Anyway, I could be way off base, but I would love to know what others think.

5 comments:

Gregg Metcalf said...

When Job said he wished he had never been born he is going through a sequence in the text;

He wished he had never been born at all.

He wished he had been still born, born dead, never to live through what he was experiencing

Second, he wished he had never been conceived.

Turn it around and Job says this, I wish the night my mother and father "did it" I hadn't been conveived.

Well, I was conceived, I wish I had been still born.

It is not recorded in Job that he had any suicidal thoughts. That is not in the text.
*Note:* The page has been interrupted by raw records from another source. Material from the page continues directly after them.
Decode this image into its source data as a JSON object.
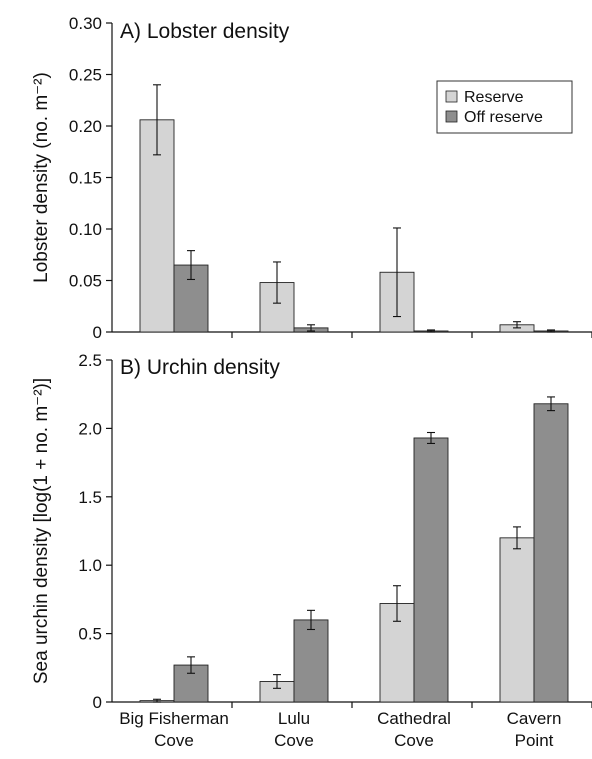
{
  "colors": {
    "reserve": "#d4d4d4",
    "off_reserve": "#8e8e8e",
    "bar_stroke": "#222222",
    "axis": "#111111"
  },
  "chart_data": [
    {
      "type": "bar",
      "title": "A) Lobster density",
      "ylabel": "Lobster density (no. m⁻²)",
      "ylim": [
        0,
        0.3
      ],
      "yticks": [
        "0",
        "0.05",
        "0.10",
        "0.15",
        "0.20",
        "0.25",
        "0.30"
      ],
      "categories": [
        "Big Fisherman Cove",
        "Lulu Cove",
        "Cathedral Cove",
        "Cavern Point"
      ],
      "show_category_labels": false,
      "legend": {
        "position": "top-right",
        "entries": [
          "Reserve",
          "Off reserve"
        ]
      },
      "series": [
        {
          "name": "Reserve",
          "values": [
            0.206,
            0.048,
            0.058,
            0.007
          ],
          "error": [
            0.034,
            0.02,
            0.043,
            0.003
          ]
        },
        {
          "name": "Off reserve",
          "values": [
            0.065,
            0.004,
            0.001,
            0.001
          ],
          "error": [
            0.014,
            0.003,
            0.001,
            0.001
          ]
        }
      ]
    },
    {
      "type": "bar",
      "title": "B) Urchin density",
      "ylabel": "Sea urchin density [log(1 + no. m⁻²)]",
      "ylim": [
        0,
        2.5
      ],
      "yticks": [
        "0",
        "0.5",
        "1.0",
        "1.5",
        "2.0",
        "2.5"
      ],
      "categories": [
        "Big Fisherman Cove",
        "Lulu Cove",
        "Cathedral Cove",
        "Cavern Point"
      ],
      "category_lines": [
        [
          "Big Fisherman",
          "Cove"
        ],
        [
          "Lulu",
          "Cove"
        ],
        [
          "Cathedral",
          "Cove"
        ],
        [
          "Cavern",
          "Point"
        ]
      ],
      "show_category_labels": true,
      "series": [
        {
          "name": "Reserve",
          "values": [
            0.01,
            0.15,
            0.72,
            1.2
          ],
          "error": [
            0.01,
            0.05,
            0.13,
            0.08
          ]
        },
        {
          "name": "Off reserve",
          "values": [
            0.27,
            0.6,
            1.93,
            2.18
          ],
          "error": [
            0.06,
            0.07,
            0.04,
            0.05
          ]
        }
      ]
    }
  ]
}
The problem Job had with his friends is their wrong thinking. They thought he sinned or was being judged because of what he suffered. Job thinks he is innocent. He doesn't believe he has sinned, he wants them to convince him of the sin they are accusing him off.

It is always a powerful lesson to practice what we preach but this is not the lesson here. Job says you are strongly convinced I have sinned, you are reproving me of being a sinner, but where is the sin? He couldn't see it.

kc bob said...

For me, the major theme of Job is grief and the grieving process. He and his wife have lost their children and all they have. Job is grieving those losses and then loses his health. Job is stunned and in shock when he speaks about God giving and taking away and accepting good and evil from God.. he is in that state of denial. As he begins to come out of denial he comes head on with his loss and wishes he was dead.
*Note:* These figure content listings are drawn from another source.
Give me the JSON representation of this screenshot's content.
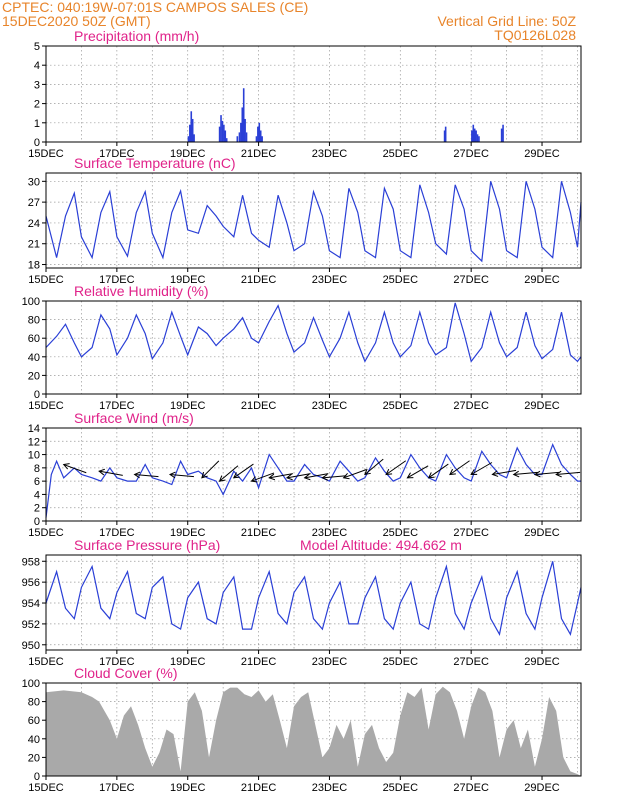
{
  "header": {
    "line1": "CPTEC:  040:19W-07:01S  CAMPOS SALES (CE)",
    "line2": "15DEC2020 50Z (GMT)",
    "grid_note": "Vertical Grid Line: 50Z",
    "code": "TQ0126L028"
  },
  "colors": {
    "header": "#e8842a",
    "title": "#e0238a",
    "series": "#2a3fd6",
    "cloud": "#a9a9a9",
    "grid": "#9a9a9a"
  },
  "x_axis": {
    "tick_labels": [
      "15DEC",
      "17DEC",
      "19DEC",
      "21DEC",
      "23DEC",
      "25DEC",
      "27DEC",
      "29DEC"
    ],
    "tick_days": [
      0,
      2,
      4,
      6,
      8,
      10,
      12,
      14
    ],
    "range_days": [
      0,
      15.1
    ]
  },
  "chart_data": [
    {
      "type": "bar",
      "title": "Precipitation (mm/h)",
      "ylim": [
        0,
        5
      ],
      "yticks": [
        "0",
        "1",
        "2",
        "3",
        "4",
        "5"
      ],
      "x_units": "days after 15DEC 00Z",
      "series": [
        {
          "x": [
            4.02,
            4.06,
            4.1,
            4.14,
            4.18,
            4.9,
            4.94,
            4.98,
            5.02,
            5.06,
            5.1,
            5.4,
            5.46,
            5.5,
            5.54,
            5.58,
            5.62,
            5.66,
            5.94,
            5.98,
            6.02,
            6.06,
            6.1,
            11.25,
            11.28,
            12.02,
            12.06,
            12.1,
            12.14,
            12.18,
            12.22,
            12.86,
            12.9
          ],
          "values": [
            0.3,
            0.9,
            1.6,
            1.2,
            0.4,
            0.8,
            1.4,
            1.1,
            0.9,
            0.6,
            0.2,
            0.3,
            0.5,
            1.0,
            1.8,
            2.8,
            1.2,
            0.5,
            0.3,
            0.8,
            1.0,
            0.6,
            0.3,
            0.6,
            0.8,
            0.6,
            0.9,
            0.7,
            0.6,
            0.4,
            0.3,
            0.7,
            0.9
          ]
        }
      ]
    },
    {
      "type": "line",
      "title": "Surface Temperature (nC)",
      "ylim": [
        17.5,
        31.2
      ],
      "yticks": [
        "18",
        "21",
        "24",
        "27",
        "30"
      ],
      "series": [
        {
          "x": [
            0,
            0.3,
            0.55,
            0.8,
            1.0,
            1.3,
            1.55,
            1.8,
            2.0,
            2.3,
            2.55,
            2.8,
            3.0,
            3.3,
            3.55,
            3.8,
            4.0,
            4.3,
            4.55,
            4.8,
            5.0,
            5.3,
            5.55,
            5.8,
            6.0,
            6.3,
            6.55,
            6.8,
            7.0,
            7.3,
            7.55,
            7.8,
            8.0,
            8.3,
            8.55,
            8.8,
            9.0,
            9.3,
            9.55,
            9.8,
            10.0,
            10.3,
            10.55,
            10.8,
            11.0,
            11.3,
            11.55,
            11.8,
            12.0,
            12.3,
            12.55,
            12.8,
            13.0,
            13.3,
            13.55,
            13.8,
            14.0,
            14.3,
            14.55,
            14.8,
            15.0,
            15.1
          ],
          "values": [
            25.0,
            19.0,
            25.0,
            28.3,
            22.0,
            19.0,
            25.5,
            28.5,
            22.0,
            19.2,
            25.5,
            28.5,
            22.5,
            19.0,
            25.5,
            28.6,
            23.0,
            22.5,
            26.5,
            25.0,
            23.5,
            22.0,
            28.0,
            22.5,
            21.5,
            20.5,
            28.0,
            24.0,
            20.0,
            21.0,
            28.5,
            25.0,
            20.0,
            19.0,
            29.0,
            25.5,
            20.0,
            19.0,
            29.0,
            26.0,
            20.0,
            19.0,
            29.5,
            25.5,
            21.0,
            19.5,
            29.5,
            26.0,
            20.0,
            18.5,
            30.0,
            26.0,
            20.0,
            19.0,
            30.0,
            26.0,
            20.5,
            19.0,
            30.0,
            25.5,
            20.5,
            27.0
          ]
        }
      ]
    },
    {
      "type": "line",
      "title": "Relative Humidity (%)",
      "ylim": [
        0,
        100
      ],
      "yticks": [
        "0",
        "20",
        "40",
        "60",
        "80",
        "100"
      ],
      "series": [
        {
          "x": [
            0,
            0.3,
            0.55,
            0.8,
            1.0,
            1.3,
            1.55,
            1.8,
            2.0,
            2.3,
            2.55,
            2.8,
            3.0,
            3.3,
            3.55,
            3.8,
            4.0,
            4.3,
            4.55,
            4.8,
            5.0,
            5.3,
            5.55,
            5.8,
            6.0,
            6.3,
            6.55,
            6.8,
            7.0,
            7.3,
            7.55,
            7.8,
            8.0,
            8.3,
            8.55,
            8.8,
            9.0,
            9.3,
            9.55,
            9.8,
            10.0,
            10.3,
            10.55,
            10.8,
            11.0,
            11.3,
            11.55,
            11.8,
            12.0,
            12.3,
            12.55,
            12.8,
            13.0,
            13.3,
            13.55,
            13.8,
            14.0,
            14.3,
            14.55,
            14.8,
            15.0,
            15.1
          ],
          "values": [
            50,
            62,
            75,
            55,
            40,
            50,
            85,
            70,
            42,
            60,
            85,
            65,
            38,
            55,
            88,
            62,
            42,
            72,
            65,
            52,
            60,
            70,
            82,
            60,
            55,
            78,
            95,
            65,
            45,
            55,
            82,
            58,
            40,
            60,
            88,
            55,
            35,
            55,
            88,
            55,
            40,
            52,
            88,
            55,
            42,
            50,
            98,
            65,
            35,
            50,
            88,
            55,
            40,
            50,
            88,
            52,
            38,
            48,
            88,
            42,
            35,
            40
          ]
        }
      ]
    },
    {
      "type": "line",
      "title": "Surface Wind (m/s)",
      "ylim": [
        0,
        14
      ],
      "yticks": [
        "0",
        "2",
        "4",
        "6",
        "8",
        "10",
        "12",
        "14"
      ],
      "series": [
        {
          "x": [
            0,
            0.15,
            0.3,
            0.5,
            0.8,
            1.0,
            1.3,
            1.55,
            1.8,
            2.0,
            2.3,
            2.55,
            2.8,
            3.0,
            3.3,
            3.55,
            3.8,
            4.0,
            4.3,
            4.55,
            4.8,
            5.0,
            5.3,
            5.55,
            5.8,
            6.0,
            6.3,
            6.55,
            6.8,
            7.0,
            7.3,
            7.55,
            7.8,
            8.0,
            8.3,
            8.55,
            8.8,
            9.0,
            9.3,
            9.55,
            9.8,
            10.0,
            10.3,
            10.55,
            10.8,
            11.0,
            11.3,
            11.55,
            11.8,
            12.0,
            12.3,
            12.55,
            12.8,
            13.0,
            13.3,
            13.55,
            13.8,
            14.0,
            14.3,
            14.55,
            14.8,
            15.0,
            15.1
          ],
          "values": [
            0.5,
            7.0,
            9.0,
            6.5,
            8.0,
            7.0,
            6.5,
            6.0,
            8.0,
            6.5,
            6.0,
            6.0,
            8.5,
            6.5,
            6.0,
            5.5,
            9.0,
            7.0,
            7.5,
            6.5,
            6.0,
            4.0,
            7.5,
            6.0,
            8.0,
            5.0,
            10.0,
            8.0,
            6.0,
            6.0,
            8.5,
            7.0,
            6.5,
            6.0,
            9.0,
            7.5,
            6.0,
            6.5,
            9.5,
            7.5,
            6.0,
            6.5,
            10.0,
            8.0,
            6.5,
            6.0,
            10.0,
            8.0,
            6.5,
            6.0,
            10.5,
            8.5,
            7.0,
            6.5,
            11.0,
            8.5,
            7.0,
            7.0,
            11.5,
            8.5,
            7.0,
            6.0,
            6.0
          ]
        }
      ],
      "arrows": {
        "x": [
          0.5,
          1.5,
          2.5,
          3.5,
          4.4,
          4.9,
          5.3,
          5.8,
          6.3,
          6.8,
          7.3,
          7.8,
          8.4,
          9.0,
          9.6,
          10.2,
          10.8,
          11.4,
          12.0,
          12.6,
          13.2,
          13.8,
          14.4
        ],
        "speed": [
          8.5,
          7.5,
          7.0,
          7.0,
          6.5,
          6.0,
          6.5,
          6.0,
          6.5,
          6.5,
          6.5,
          6.5,
          6.5,
          7.0,
          7.0,
          6.5,
          6.5,
          7.0,
          7.0,
          7.0,
          7.0,
          7.0,
          7.0
        ],
        "angle_deg": [
          20,
          10,
          5,
          5,
          -45,
          -40,
          -35,
          -20,
          -10,
          -10,
          -10,
          -5,
          -20,
          -40,
          -35,
          -30,
          -35,
          -35,
          -30,
          -10,
          -5,
          -5,
          -5
        ]
      }
    },
    {
      "type": "line",
      "title": "Surface Pressure (hPa)",
      "annotation": "Model Altitude: 494.662 m",
      "ylim": [
        949.5,
        958.6
      ],
      "yticks": [
        "950",
        "952",
        "954",
        "956",
        "958"
      ],
      "series": [
        {
          "x": [
            0,
            0.3,
            0.55,
            0.8,
            1.0,
            1.3,
            1.55,
            1.8,
            2.0,
            2.3,
            2.55,
            2.8,
            3.0,
            3.3,
            3.55,
            3.8,
            4.0,
            4.3,
            4.55,
            4.8,
            5.0,
            5.3,
            5.55,
            5.8,
            6.0,
            6.3,
            6.55,
            6.8,
            7.0,
            7.3,
            7.55,
            7.8,
            8.0,
            8.3,
            8.55,
            8.8,
            9.0,
            9.3,
            9.55,
            9.8,
            10.0,
            10.3,
            10.55,
            10.8,
            11.0,
            11.3,
            11.55,
            11.8,
            12.0,
            12.3,
            12.55,
            12.8,
            13.0,
            13.3,
            13.55,
            13.8,
            14.0,
            14.3,
            14.55,
            14.8,
            15.0,
            15.1
          ],
          "values": [
            954.0,
            957.0,
            953.5,
            952.5,
            955.5,
            957.5,
            953.5,
            952.5,
            955.0,
            957.0,
            953.0,
            952.5,
            955.5,
            956.5,
            952.0,
            951.5,
            954.5,
            956.0,
            952.5,
            952.0,
            955.0,
            956.5,
            951.5,
            951.5,
            954.5,
            957.0,
            953.0,
            952.0,
            955.0,
            956.5,
            952.5,
            951.5,
            954.0,
            956.0,
            952.0,
            952.0,
            954.5,
            956.5,
            952.5,
            951.5,
            954.0,
            956.0,
            952.0,
            951.5,
            954.5,
            957.5,
            953.0,
            951.5,
            954.0,
            956.5,
            952.5,
            951.0,
            954.5,
            957.0,
            953.0,
            951.5,
            954.5,
            958.0,
            952.5,
            951.0,
            954.0,
            955.5
          ]
        }
      ]
    },
    {
      "type": "area",
      "title": "Cloud Cover (%)",
      "ylim": [
        0,
        100
      ],
      "yticks": [
        "0",
        "20",
        "40",
        "60",
        "80",
        "100"
      ],
      "series": [
        {
          "x": [
            0,
            0.5,
            1.0,
            1.3,
            1.5,
            1.8,
            2.0,
            2.2,
            2.4,
            2.6,
            2.8,
            3.0,
            3.2,
            3.4,
            3.6,
            3.8,
            4.0,
            4.2,
            4.4,
            4.6,
            4.8,
            5.0,
            5.2,
            5.4,
            5.6,
            5.8,
            6.0,
            6.2,
            6.4,
            6.6,
            6.8,
            7.0,
            7.2,
            7.4,
            7.6,
            7.8,
            8.0,
            8.2,
            8.4,
            8.6,
            8.8,
            9.0,
            9.2,
            9.4,
            9.6,
            9.8,
            10.0,
            10.2,
            10.4,
            10.6,
            10.8,
            11.0,
            11.2,
            11.4,
            11.6,
            11.8,
            12.0,
            12.2,
            12.4,
            12.6,
            12.8,
            13.0,
            13.2,
            13.4,
            13.6,
            13.8,
            14.0,
            14.2,
            14.4,
            14.6,
            14.8,
            15.0,
            15.1
          ],
          "values": [
            90,
            92,
            90,
            85,
            80,
            60,
            40,
            65,
            75,
            55,
            30,
            10,
            25,
            50,
            45,
            5,
            80,
            90,
            70,
            20,
            60,
            90,
            95,
            95,
            88,
            85,
            92,
            80,
            88,
            60,
            30,
            75,
            85,
            90,
            55,
            20,
            30,
            55,
            40,
            60,
            10,
            45,
            55,
            30,
            15,
            25,
            65,
            90,
            85,
            95,
            50,
            88,
            96,
            90,
            70,
            40,
            75,
            95,
            90,
            70,
            20,
            50,
            60,
            30,
            50,
            10,
            40,
            85,
            70,
            20,
            5,
            2,
            0
          ]
        }
      ]
    }
  ]
}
I have been there.. when my wife died I gave her eulogy and had amazing strength in that first month or so.. but then denial wore off and reality set in.. I was sad like I had never been sad before.. my heart, and my life, was broken in unimaginable ways.. and I began struggle through my grief.

For me Job is written in part to show us how grieving people can respond to great loss and how friends can be so discouraging. All during the book my heart breaks for the way that Job is hurting and people are laughing at him and unjustly casting accusing comments at him.

I think that we can learn much from this book.

Spherical said...

Thanks guys, I appreciate the thoughts.

Gregg, I still wonder if he is not suicidal. Wouldn't we consider someone who said that they wished they had never been born at least possibly being suicidal? I am not a psychologist, but it seems possible at least.

Bob, I agree about the grief lessons, which are hard ones to learn. But I think that his friends also have some very good things to say to him, although the timing of some of their words seems to lack understanding and compassion.

Gregg Metcalf said...

No, the context won't support it. No where in the context of that section nor anywhere else in the book does it imply Job considered ever taking his life. To say so would be isogesis or reading it into the text. Saying I wish I had been still born or never conceived is not the same as I am considering or have considered taking my life.

Grief may be a great sub theme or application but the theme of Job is the absolute sovereignty of God. The theme is God revealing Himself as sovereign and worthy of worship.

kc bob said...

Tend to agree with you Gregg - Job certainly did not seem to exhibit signs of being suicidal.. just signs of deep grief. And I think that the sovereignty of God could be said to be the overarching theme of all of scripture.. so I have no problem with grief being a sub-theme of Job or any book of the bible.